Saturday, February 15, 2003
everyone knows that when someone sneezes there will 9 out of 10 times be someone to say "god bless you", or atleast one of its variants. there is in fact a sneeze nazi in my classes who appears to compete at say it before anyone else can. it occured to me that there is nothing you can say when somebody coughs. it is an act that i personally (for some reason) hate. when people cough in class, especially during a test, i resent them as people when it isnt rude or even avoidable. there should be something "required" to say after somebody coughs. i propose we all say: Stop It. i think this would work out well by letting the cougher know that what they have done is not acceptable as well as giving yet another opportunity for stupid competition to see who can be the loudest and angriest.

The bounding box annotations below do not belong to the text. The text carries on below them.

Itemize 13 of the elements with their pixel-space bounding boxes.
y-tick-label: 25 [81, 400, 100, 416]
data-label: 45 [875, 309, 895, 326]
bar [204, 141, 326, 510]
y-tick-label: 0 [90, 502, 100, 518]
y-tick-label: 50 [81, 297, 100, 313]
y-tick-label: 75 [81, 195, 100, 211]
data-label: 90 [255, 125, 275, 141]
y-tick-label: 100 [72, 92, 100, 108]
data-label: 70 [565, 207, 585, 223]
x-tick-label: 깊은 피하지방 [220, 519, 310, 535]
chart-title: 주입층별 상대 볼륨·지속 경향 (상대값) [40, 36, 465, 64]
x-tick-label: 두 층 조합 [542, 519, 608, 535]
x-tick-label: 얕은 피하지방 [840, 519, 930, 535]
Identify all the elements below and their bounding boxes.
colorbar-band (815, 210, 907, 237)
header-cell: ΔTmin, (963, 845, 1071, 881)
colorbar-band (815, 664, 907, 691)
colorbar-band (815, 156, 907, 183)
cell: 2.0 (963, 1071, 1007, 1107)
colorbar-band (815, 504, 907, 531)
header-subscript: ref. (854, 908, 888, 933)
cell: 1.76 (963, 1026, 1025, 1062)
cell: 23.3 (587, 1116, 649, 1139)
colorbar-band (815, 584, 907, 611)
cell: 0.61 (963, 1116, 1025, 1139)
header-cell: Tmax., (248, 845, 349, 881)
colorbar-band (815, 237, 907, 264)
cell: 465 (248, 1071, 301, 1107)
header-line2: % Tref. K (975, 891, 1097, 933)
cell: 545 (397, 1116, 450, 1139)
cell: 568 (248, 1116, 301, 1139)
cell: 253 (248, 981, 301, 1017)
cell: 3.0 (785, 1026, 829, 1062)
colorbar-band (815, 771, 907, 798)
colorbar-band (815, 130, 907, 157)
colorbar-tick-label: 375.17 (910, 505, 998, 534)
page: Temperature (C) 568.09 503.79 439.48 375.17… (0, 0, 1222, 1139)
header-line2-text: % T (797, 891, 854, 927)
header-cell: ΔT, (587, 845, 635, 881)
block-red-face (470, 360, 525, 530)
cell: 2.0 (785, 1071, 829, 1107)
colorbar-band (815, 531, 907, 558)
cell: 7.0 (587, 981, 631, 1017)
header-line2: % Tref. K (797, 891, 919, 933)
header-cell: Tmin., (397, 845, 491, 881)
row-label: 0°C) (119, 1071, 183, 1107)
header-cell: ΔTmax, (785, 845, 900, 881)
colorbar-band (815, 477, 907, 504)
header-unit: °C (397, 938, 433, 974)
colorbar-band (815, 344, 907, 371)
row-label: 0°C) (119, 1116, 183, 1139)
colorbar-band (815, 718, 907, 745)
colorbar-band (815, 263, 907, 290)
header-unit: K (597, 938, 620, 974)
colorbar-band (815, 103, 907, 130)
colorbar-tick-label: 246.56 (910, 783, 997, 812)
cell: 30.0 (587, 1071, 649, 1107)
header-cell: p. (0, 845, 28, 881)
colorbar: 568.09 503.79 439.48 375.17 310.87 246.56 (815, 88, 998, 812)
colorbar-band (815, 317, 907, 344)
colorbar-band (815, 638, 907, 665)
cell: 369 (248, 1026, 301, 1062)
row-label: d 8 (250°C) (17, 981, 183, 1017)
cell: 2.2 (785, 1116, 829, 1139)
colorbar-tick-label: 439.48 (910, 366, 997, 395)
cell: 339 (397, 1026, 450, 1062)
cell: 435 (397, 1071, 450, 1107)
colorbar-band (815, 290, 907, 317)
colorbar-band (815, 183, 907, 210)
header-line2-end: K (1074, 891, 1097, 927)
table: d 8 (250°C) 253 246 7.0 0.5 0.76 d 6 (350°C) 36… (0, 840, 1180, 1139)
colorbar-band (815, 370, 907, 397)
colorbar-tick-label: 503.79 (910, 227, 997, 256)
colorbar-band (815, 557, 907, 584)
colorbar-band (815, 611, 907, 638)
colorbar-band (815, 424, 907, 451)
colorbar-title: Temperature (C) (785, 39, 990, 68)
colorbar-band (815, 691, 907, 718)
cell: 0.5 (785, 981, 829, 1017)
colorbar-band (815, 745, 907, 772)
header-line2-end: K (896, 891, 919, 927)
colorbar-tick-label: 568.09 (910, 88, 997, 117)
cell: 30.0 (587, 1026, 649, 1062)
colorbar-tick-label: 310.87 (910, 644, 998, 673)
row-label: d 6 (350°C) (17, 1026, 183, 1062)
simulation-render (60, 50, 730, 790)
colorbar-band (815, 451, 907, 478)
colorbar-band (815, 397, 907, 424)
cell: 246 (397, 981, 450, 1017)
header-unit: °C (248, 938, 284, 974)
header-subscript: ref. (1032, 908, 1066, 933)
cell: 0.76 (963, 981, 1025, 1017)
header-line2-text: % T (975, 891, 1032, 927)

Thursday, February 13, 2003
yeah so, today was probably the worst day ever. after being horrifyingly sick yesterday i was awarded with a great day of classes. here is what i dealt with: 9:15, Chemical Engineering Calculations midterm, 10:30, Calculus IV for engineers midterm, 1:35 organic chemistry quiz, 4:05, problems with applications quiz. not to mention that it as so goddamn windy. since my haircut i think i get frostbite on my skull everytime i leave the cozy warmth of willis hall to endure the horrible wrath that is the wintery winds of boston in february.
Sunday, February 09, 2003
ok, so maria, the freckled girl, me and joe went to harvard square yesterday to waste some time. at the harvard T station, there was one of those guys. the guy i refer to is the one who walks around with a boombox on his shoulder forcing you to listen to whatever horrible music he himself listens to. not only were we subjected to this less-than-good music (some sort of tribal rap) but we were right behind him on the escalator and had to keep from laughing. the man was wearing stereotypical clothing that those boombox guys tend to wear, as well as a bandana. now, since youre all racist youre probably picturing a black guy with a bandana on his head with baggy jeans and a nice new boombox. you are mistaken on every count if this description resembles your mental picture. his boombox was closer to a fisher price tape player that was all beat to hell and basically looked ridiculous. his clothes were pretty tattered and it looked like his jacket got a bunch of paint on it. if youve been paying attention youve noticed ive said very little about this bandana. i have been saving the best for last. he was wearing it over his face like a western bank robber and you could just see his eyes and like an inch of his forehead below his hat. i literally almost laughed in his face when i saw him.